Under the terms of this pact, with its secret protocol, the very existence of which was denied by the Kremlin for decades, but which Putin now openly admits to, much of Europe was to be divided between the two powers.

 

The image of the Soviet Union as the greatest enemy of Nazism has been carefully cultivated since 1945, and so the truth of the pact and how it came to be signed was hidden from the people, who were taught that it was a mere deception by Stalin in order to buy time to prepare for war.

 

From 1934 Britain began a major programme of rearmament recognising the threats posed in Europe by Nazi Germany and the Soviet Union, and in the far-east by Japan.

 

On September 3rd 1939, on the very day Britain declared war on Germany, the country was able to move an expeditionary force that would total 390,000 men to the French-Belgian border.

 

At the same time Stalin was still negotiating with Hitler.

 

The last attempt to persuade the USSR to act together was made by Hitler during Molotov’s visit to Berlin in November 1940. But Molotov accurately followed Stalin’s instructions (Document No. 8) and limited himself to a general discussion of the German idea of the Soviet Union joining the Tripartite Pact signed by Germany, Italy and Japan in September 1940 and directed against the UK and the United States.

 

“Hitler tried again and again to draw the Soviet Union into Germany’s confrontation with the UK. But the Soviet government stood firm”, Putin writes.

 

The truth, as is often the case, is very different to what the Russian president writes: at that very time, Nazi bombers, powered by engines supplied by Soviet factories, were over London.

 

Between September 7, 1940 and May 11, 1941 more than 30,000 civilians were killed in the nightly raids in what was to become known as The London Blitz.
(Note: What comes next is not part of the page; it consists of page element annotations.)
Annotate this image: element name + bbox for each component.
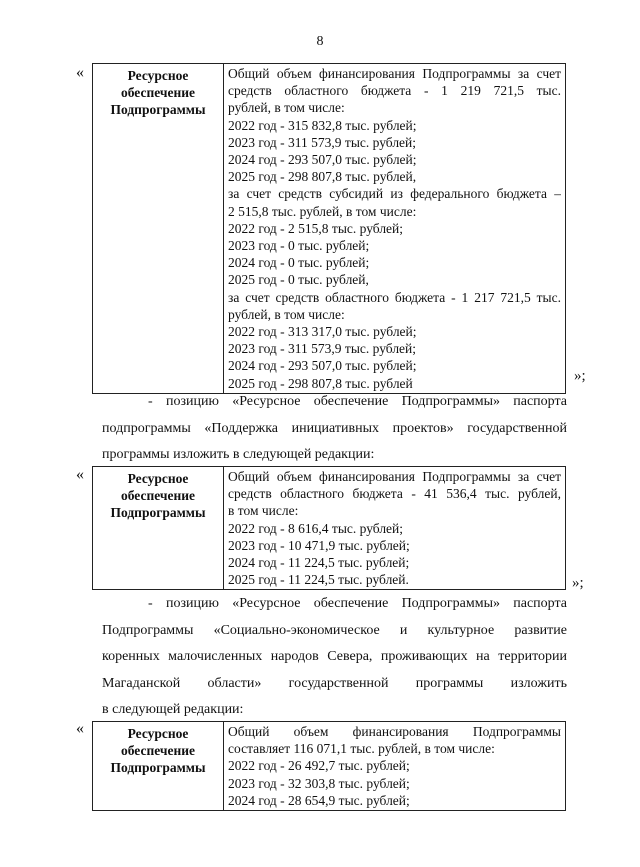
paragraph-line: Подпрограммы «Социально-экономическое и культурное развитие xyxy=(102,622,567,638)
content-line: 2022 год - 313 317,0 тыс. рублей; xyxy=(228,324,417,340)
opening-quote: « xyxy=(76,64,84,81)
content-line: средств областного бюджета - 41 536,4 тыс. рублей, xyxy=(228,486,561,502)
content-line: 2023 год - 10 471,9 тыс. рублей; xyxy=(228,537,410,553)
paragraph-line: коренных малочисленных народов Севера, проживающих на территории xyxy=(102,649,567,664)
content-line: 2023 год - 311 573,9 тыс. рублей; xyxy=(228,134,417,150)
label-line: Ресурсное xyxy=(127,471,189,486)
page-number: 8 xyxy=(316,34,324,49)
content-line: составляет 116 071,1 тыс. рублей, в том числе: xyxy=(228,741,495,757)
content-line: 2025 год - 298 807,8 тыс. рублей xyxy=(228,375,413,391)
label-line: Подпрограммы xyxy=(110,505,206,521)
table-label-cell xyxy=(93,722,224,811)
closing-quote: »; xyxy=(572,575,584,591)
content-line: 2022 год - 8 616,4 тыс. рублей; xyxy=(228,520,404,536)
label-line: обеспечение xyxy=(120,743,196,759)
table-label-cell xyxy=(93,64,224,394)
closing-quote: »; xyxy=(574,368,586,384)
label-line: Подпрограммы xyxy=(110,102,206,118)
content-line: 2 515,8 тыс. рублей, в том числе: xyxy=(228,203,417,219)
content-line: средств областного бюджета - 1 219 721,5 тыс. xyxy=(228,83,561,99)
content-line: за счет средств областного бюджета - 1 217 721,5 тыс. xyxy=(228,289,561,305)
content-line: Общий объем финансирования Подпрограммы за счет xyxy=(228,66,561,81)
resource-table-2 xyxy=(92,466,566,590)
label-line: обеспечение xyxy=(120,488,196,504)
label-line: Подпрограммы xyxy=(110,760,206,776)
paragraph-2 xyxy=(102,591,567,724)
content-line: 2024 год - 293 507,0 тыс. рублей; xyxy=(228,358,417,374)
paragraph-line: - позицию «Ресурсное обеспечение Подпрограммы» паспорта xyxy=(148,394,567,409)
content-line: Общий объем финансирования Подпрограммы xyxy=(228,724,561,739)
content-line: 2024 год - 11 224,5 тыс. рублей; xyxy=(228,555,410,571)
paragraph-1 xyxy=(102,389,567,469)
label-line: Ресурсное xyxy=(127,726,189,741)
table-label-cell xyxy=(93,467,224,590)
content-line: 2023 год - 0 тыс. рублей; xyxy=(228,238,370,254)
content-line: 2022 год - 315 832,8 тыс. рублей; xyxy=(228,117,417,133)
content-line: 2024 год - 28 654,9 тыс. рублей; xyxy=(228,792,410,808)
paragraph-line: в следующей редакции: xyxy=(102,702,244,717)
label-line: Ресурсное xyxy=(127,68,189,83)
content-line: 2023 год - 311 573,9 тыс. рублей; xyxy=(228,341,417,357)
content-line: рублей, в том числе: xyxy=(228,306,345,322)
paragraph-line: Магаданской области» государственной программы изложить xyxy=(102,675,567,691)
content-line: 2024 год - 293 507,0 тыс. рублей; xyxy=(228,152,417,168)
paragraph-line: - позицию «Ресурсное обеспечение Подпрограммы» паспорта xyxy=(148,596,567,611)
resource-table-3 xyxy=(92,721,566,811)
content-line: 2022 год - 2 515,8 тыс. рублей; xyxy=(228,220,404,236)
content-line: 2023 год - 32 303,8 тыс. рублей; xyxy=(228,775,410,791)
table-content-cell xyxy=(224,64,566,394)
content-line: 2025 год - 0 тыс. рублей, xyxy=(228,272,369,288)
paragraph-line: подпрограммы «Поддержка инициативных проектов» государственной xyxy=(102,420,567,436)
content-line: за счет средств субсидий из федерального бюджета – xyxy=(228,186,561,202)
table-content-cell xyxy=(224,467,566,590)
content-line: 2025 год - 11 224,5 тыс. рублей. xyxy=(228,572,409,588)
content-line: 2025 год - 298 807,8 тыс. рублей, xyxy=(228,169,417,185)
content-line: 2024 год - 0 тыс. рублей; xyxy=(228,255,370,271)
content-line: в том числе: xyxy=(228,503,299,519)
opening-quote: « xyxy=(76,466,84,483)
paragraph-line: программы изложить в следующей редакции: xyxy=(102,447,375,462)
opening-quote: « xyxy=(76,720,84,737)
label-line: обеспечение xyxy=(120,85,196,101)
table-content-cell xyxy=(224,722,566,811)
content-line: 2022 год - 26 492,7 тыс. рублей; xyxy=(228,758,410,774)
content-line: рублей, в том числе: xyxy=(228,100,345,116)
resource-table-1 xyxy=(92,63,566,394)
content-line: Общий объем финансирования Подпрограммы за счет xyxy=(228,469,561,484)
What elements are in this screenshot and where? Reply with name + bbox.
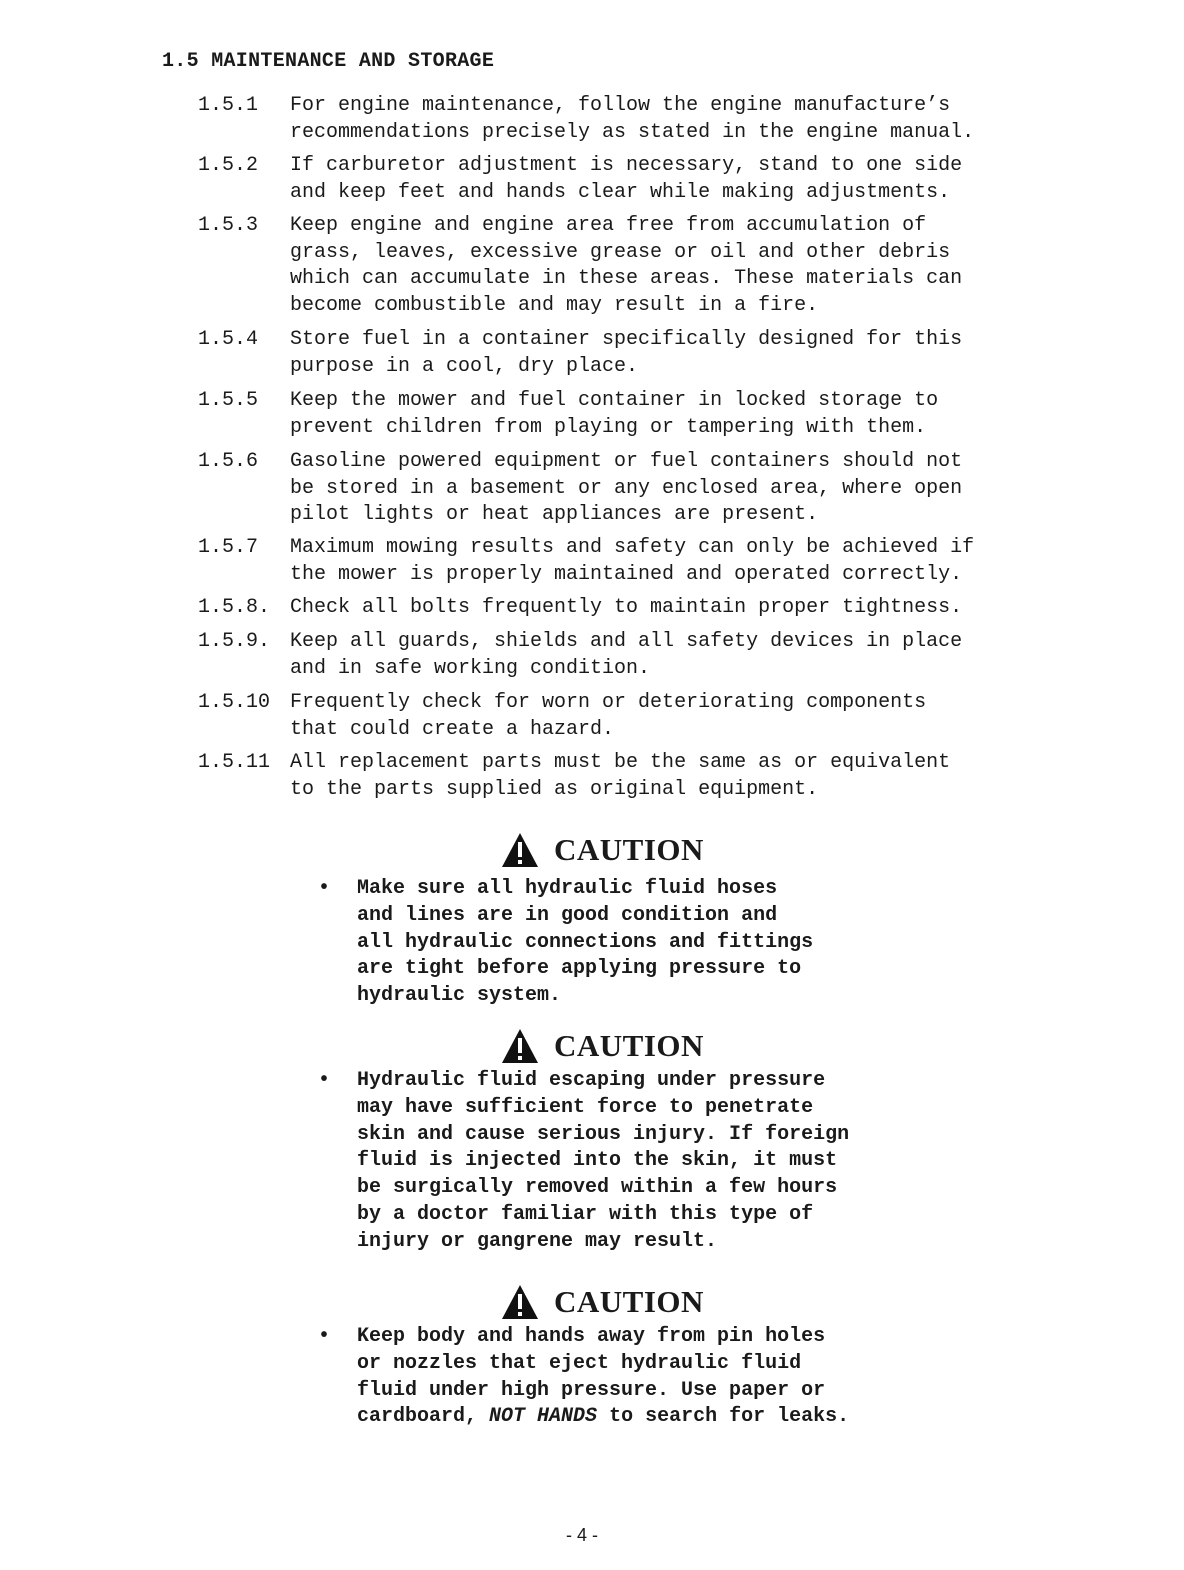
item-number: 1.5.8. (198, 596, 271, 619)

A further 10,000 died in raids on other ports and cities, with countless more injured and more than 2 million houses destroyed or damaged.

 

In fact, under the German-Soviet Commercial Agreement of February 11, 1940, as well as military hardware, the Soviet Union was also supplying the Nazi war machine with petroleum, manganese, copper, nickel, chrome, platinum, lumber, cotton and grain, much of it transported via the trans-Siberian railway from the east.

 

Since 1939, German U-boats and supply vessels had been operating from the then secret Basis Nord naval base at Zapadnaya Litsa, in Russia’s Murmansk region.

 

In late May and early June 1940, the Baltic states were collectively accused of military collaboration against the Soviet Union by holding meetings with German representatives the previous winter – something the Soviets were doing at that moment, and would continue to do for some months to come.

 

On June 14 the government of Lithuania received an ultimatum from Moscow to accept Soviet troops on its territory. Unprepared for any military conflict Lithuania was forced to concede, promptly losing its independence. A puppet government was installed, and following an election of the type one would associate with the Soviet Union, and indeed modern-day Russia, the country petitioned to be accepted into the Soviet Union.

 

A similar process was carried out in Latvia and Estonia, and the three states laboured under the Soviet yoke until the long awaited collapse in December 1991 of what Ronald Reagan called “the evil empire”.

 

Also in 1940, on the orders of Stalin himself, as many as 300,000 Jews from Russian-occupied Eastern Poland were transported to Soviet Gulag labour camps deep in the Soviet Union.

 

Overall, some 50% were to perish during their forced labour, 55% of those who perished were women.